Here is my 10 second race recap: On Sunday I “ran” the Twin Cities marathon. The gun went off at 8. I dropped out at 9:23, just beyond halfway. The pace felt easy. My ribs felt terrible. I cut my losses early to prevent further damage.
This was my 7th trip to Minneapolis with the previous six occurring in July for the Lifetime Fitness triathlon. What a difference a few months make. July: hot and steamy. October: crisp and beautiful. Fall in the mid-West is a colorful spectacle replete with cool mornings and warm, sunny afternoons -- perfect weather for running a marathon.

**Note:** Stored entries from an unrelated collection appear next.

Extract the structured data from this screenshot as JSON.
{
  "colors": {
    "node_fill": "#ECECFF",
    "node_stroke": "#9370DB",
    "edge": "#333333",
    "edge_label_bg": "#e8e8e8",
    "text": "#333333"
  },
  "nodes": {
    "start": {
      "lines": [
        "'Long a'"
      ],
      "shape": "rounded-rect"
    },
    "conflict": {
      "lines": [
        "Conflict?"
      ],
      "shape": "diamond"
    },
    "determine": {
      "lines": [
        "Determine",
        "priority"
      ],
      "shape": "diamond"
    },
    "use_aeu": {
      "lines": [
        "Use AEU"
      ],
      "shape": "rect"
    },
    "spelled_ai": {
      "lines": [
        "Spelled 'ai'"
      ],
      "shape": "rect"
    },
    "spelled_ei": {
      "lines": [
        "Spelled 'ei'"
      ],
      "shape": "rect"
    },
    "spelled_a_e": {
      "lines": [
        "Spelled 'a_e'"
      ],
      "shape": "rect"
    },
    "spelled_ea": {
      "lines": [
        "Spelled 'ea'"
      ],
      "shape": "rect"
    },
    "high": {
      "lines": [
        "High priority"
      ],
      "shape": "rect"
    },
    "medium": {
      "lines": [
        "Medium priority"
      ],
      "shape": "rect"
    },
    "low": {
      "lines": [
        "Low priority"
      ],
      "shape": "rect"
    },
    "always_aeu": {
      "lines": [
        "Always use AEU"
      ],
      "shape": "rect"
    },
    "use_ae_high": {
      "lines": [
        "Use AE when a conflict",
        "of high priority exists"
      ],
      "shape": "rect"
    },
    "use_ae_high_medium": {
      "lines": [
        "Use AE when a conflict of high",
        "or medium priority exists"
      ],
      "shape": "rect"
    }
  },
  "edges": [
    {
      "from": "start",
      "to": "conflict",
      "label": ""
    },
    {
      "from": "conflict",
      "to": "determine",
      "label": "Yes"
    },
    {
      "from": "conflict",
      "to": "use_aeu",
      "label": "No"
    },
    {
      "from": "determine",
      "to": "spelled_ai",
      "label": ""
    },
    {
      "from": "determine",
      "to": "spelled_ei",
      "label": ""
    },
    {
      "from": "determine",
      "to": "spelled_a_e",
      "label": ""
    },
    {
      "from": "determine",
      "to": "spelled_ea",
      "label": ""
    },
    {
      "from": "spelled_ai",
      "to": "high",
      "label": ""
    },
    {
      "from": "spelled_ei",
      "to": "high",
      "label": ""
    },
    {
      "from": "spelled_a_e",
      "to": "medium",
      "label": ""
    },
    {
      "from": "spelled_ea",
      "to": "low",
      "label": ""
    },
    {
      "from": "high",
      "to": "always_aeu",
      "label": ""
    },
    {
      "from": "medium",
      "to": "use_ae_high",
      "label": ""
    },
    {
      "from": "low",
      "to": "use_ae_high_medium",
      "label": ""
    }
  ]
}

I was granted elite status for this race which was a huge coup. Twin Cities in Motion, the organizers of the marathon, really know how to treat their elite athletes; they provided airport transportation, hotel rooms, a fully stocked hospitality suite, massage, a race morning staging area, a beautiful course jammed with spectators and a general conviviality rarely seen in triathlon. I felt welcome, that my presence at the race was meaningful. I felt guilty about dropping out after their wonderful kindness and it unquestionably made me want to return next year to finish my unfinished business.

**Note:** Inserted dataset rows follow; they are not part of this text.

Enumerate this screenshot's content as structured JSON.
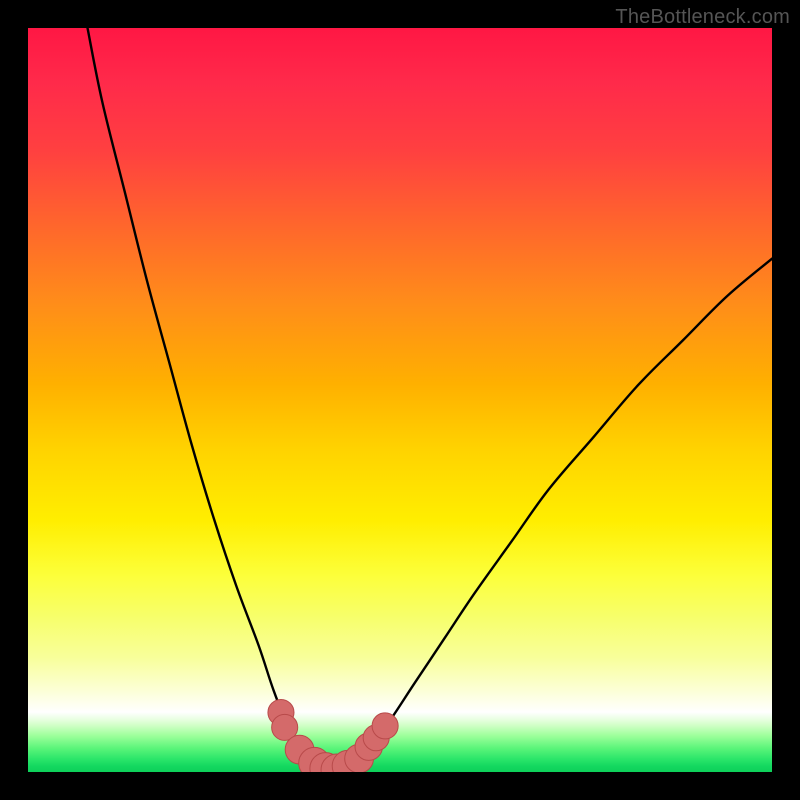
{
  "watermark": "TheBottleneck.com",
  "chart_data": {
    "type": "line",
    "title": "",
    "xlabel": "",
    "ylabel": "",
    "xlim": [
      0,
      100
    ],
    "ylim": [
      0,
      100
    ],
    "annotations": [],
    "curve_points": [
      {
        "x": 8.0,
        "y": 100.0
      },
      {
        "x": 10.0,
        "y": 90.0
      },
      {
        "x": 13.0,
        "y": 78.0
      },
      {
        "x": 16.0,
        "y": 66.0
      },
      {
        "x": 19.0,
        "y": 55.0
      },
      {
        "x": 22.0,
        "y": 44.0
      },
      {
        "x": 25.0,
        "y": 34.0
      },
      {
        "x": 28.0,
        "y": 25.0
      },
      {
        "x": 31.0,
        "y": 17.0
      },
      {
        "x": 33.0,
        "y": 11.0
      },
      {
        "x": 35.0,
        "y": 6.0
      },
      {
        "x": 37.0,
        "y": 2.5
      },
      {
        "x": 39.0,
        "y": 0.8
      },
      {
        "x": 41.0,
        "y": 0.2
      },
      {
        "x": 43.0,
        "y": 0.8
      },
      {
        "x": 45.0,
        "y": 2.5
      },
      {
        "x": 48.0,
        "y": 6.0
      },
      {
        "x": 52.0,
        "y": 12.0
      },
      {
        "x": 56.0,
        "y": 18.0
      },
      {
        "x": 60.0,
        "y": 24.0
      },
      {
        "x": 65.0,
        "y": 31.0
      },
      {
        "x": 70.0,
        "y": 38.0
      },
      {
        "x": 76.0,
        "y": 45.0
      },
      {
        "x": 82.0,
        "y": 52.0
      },
      {
        "x": 88.0,
        "y": 58.0
      },
      {
        "x": 94.0,
        "y": 64.0
      },
      {
        "x": 100.0,
        "y": 69.0
      }
    ],
    "markers": [
      {
        "x": 34.0,
        "y": 8.0,
        "r": 1.2
      },
      {
        "x": 34.5,
        "y": 6.0,
        "r": 1.2
      },
      {
        "x": 36.5,
        "y": 3.0,
        "r": 1.4
      },
      {
        "x": 38.5,
        "y": 1.2,
        "r": 1.6
      },
      {
        "x": 40.0,
        "y": 0.5,
        "r": 1.6
      },
      {
        "x": 41.5,
        "y": 0.3,
        "r": 1.6
      },
      {
        "x": 43.0,
        "y": 0.8,
        "r": 1.6
      },
      {
        "x": 44.5,
        "y": 1.8,
        "r": 1.4
      },
      {
        "x": 45.8,
        "y": 3.4,
        "r": 1.3
      },
      {
        "x": 46.8,
        "y": 4.6,
        "r": 1.2
      },
      {
        "x": 48.0,
        "y": 6.2,
        "r": 1.2
      }
    ],
    "colors": {
      "curve": "#000000",
      "marker_fill": "#d46a6a",
      "marker_stroke": "#b84a4a"
    }
  }
}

Most of the marathon athletes stayed at the host hotel. As a newbie to the running scene, this offered me the opportunity to take a peek into a world that is utterly unfamiliar. I felt like an interloper, although I found most people gracious. I even made a new friend.
The morning before the race, I set out for a run with Jim, an athlete I coach who was also running the race. Two African runners headed out with us. I figured they would pass us quickly and leave us in the dust. Nope. They stayed behind us, which was incredibly disconcerting. Was I running too fast? Surely they should have been in front of us. One of the guys turned back quickly, but the other stuck with us. I had a few pick-ups to do. I sped up, he sped up; I slowed down, he slowed down. My new friend told me that he is from Ethiopia.

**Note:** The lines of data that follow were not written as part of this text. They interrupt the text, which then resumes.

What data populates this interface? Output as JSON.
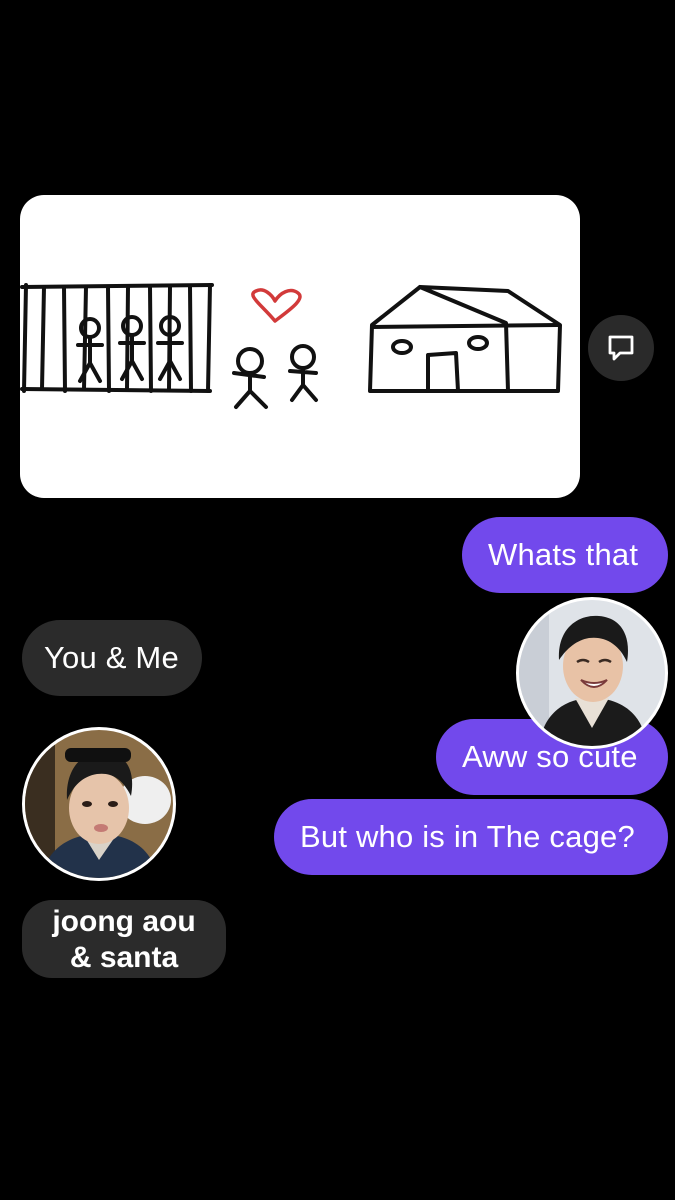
{
  "messages": {
    "image_message": {
      "alt": "drawing"
    },
    "whats_that": "Whats that",
    "you_and_me": "You & Me",
    "aww_so_cute": "Aww so cute",
    "who_in_cage": "But who is in The cage?"
  },
  "caption": {
    "line1": "joong aou",
    "line2": "& santa"
  },
  "icons": {
    "reply": "reply-bubble-icon",
    "heart": "heart-icon"
  },
  "colors": {
    "background": "#000000",
    "sent_bubble": "#7249ec",
    "received_bubble": "#2b2b2b",
    "heart": "#d23a3a"
  }
}
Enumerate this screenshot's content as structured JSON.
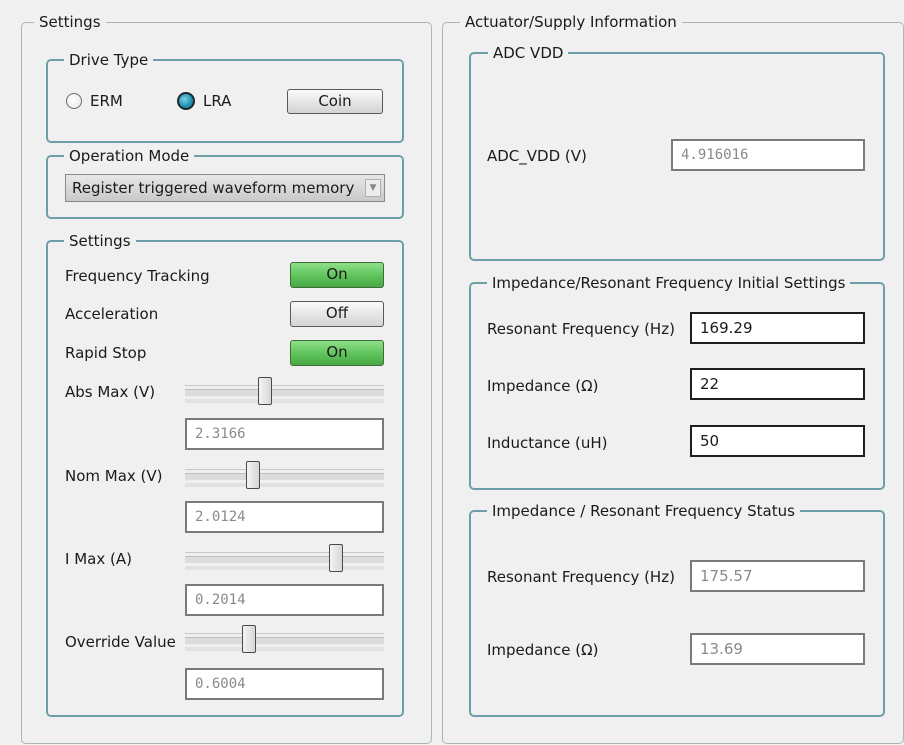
{
  "settings": {
    "title": "Settings",
    "drive_type": {
      "title": "Drive Type",
      "options": [
        {
          "label": "ERM",
          "selected": false
        },
        {
          "label": "LRA",
          "selected": true
        }
      ],
      "coin_button": "Coin"
    },
    "operation_mode": {
      "title": "Operation Mode",
      "selected": "Register triggered waveform memory"
    },
    "inner": {
      "title": "Settings",
      "frequency_tracking": {
        "label": "Frequency Tracking",
        "state": "On"
      },
      "acceleration": {
        "label": "Acceleration",
        "state": "Off"
      },
      "rapid_stop": {
        "label": "Rapid Stop",
        "state": "On"
      },
      "abs_max": {
        "label": "Abs Max (V)",
        "value": "2.3166",
        "slider_fraction": 0.4
      },
      "nom_max": {
        "label": "Nom Max (V)",
        "value": "2.0124",
        "slider_fraction": 0.34
      },
      "i_max": {
        "label": "I Max (A)",
        "value": "0.2014",
        "slider_fraction": 0.76
      },
      "override": {
        "label": "Override Value",
        "value": "0.6004",
        "slider_fraction": 0.32
      }
    }
  },
  "actuator": {
    "title": "Actuator/Supply Information",
    "adc": {
      "title": "ADC VDD",
      "label": "ADC_VDD (V)",
      "value": "4.916016"
    },
    "initial": {
      "title": "Impedance/Resonant Frequency Initial Settings",
      "resonant_label": "Resonant Frequency (Hz)",
      "resonant_value": "169.29",
      "impedance_label": "Impedance (Ω)",
      "impedance_value": "22",
      "inductance_label": "Inductance (uH)",
      "inductance_value": "50"
    },
    "status": {
      "title": "Impedance / Resonant Frequency Status",
      "resonant_label": "Resonant Frequency (Hz)",
      "resonant_value": "175.57",
      "impedance_label": "Impedance (Ω)",
      "impedance_value": "13.69"
    }
  },
  "colors": {
    "on_button": "#5ec25a",
    "selected_radio": "#1d8fb0",
    "group_border": "#6e9ea8"
  }
}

Upon arriving back at the hotel, New Friend asked if we were going to stretch. All three of us traipsed upstairs to the fitness room and went through our individual routines. When New Friend decided to weigh himself, Jim became very interested and asked me to take a peek. I felt uncomfortable, like a Peeping Tom. When New Friend had trouble working the ancient doctor’s office style scale, Jim readily helped him out. New Friend’s weight? A mere 126 pounds. In his sweats and shoes. Jim stepped on the scale for comparison and it topped out at 186 pounds. I pointed out that Jim was a half a person heavier than New Friend (and almost a foot taller)! We have been laughing about it ever since. (New Friend, Berhanu Girma, ran 2:19.45).
So now what? I let myself mope about yesterday, but today I feel rejuvenated and ready to tackle this injury anew. I am starting a strength program from scratch to help rebuild the muscles that have atrophied due to the injury. I am going to continue to run, but back off the intensity for a short while. I have been in contact with a surgeon in Canada who is familiar with this injury and may be able to provide insight on how to progress.
My marathon future is somewhat uncertain, but I am going to everything I can to get to the start line of a race before the December 16th deadline for Olympic trials qualifying.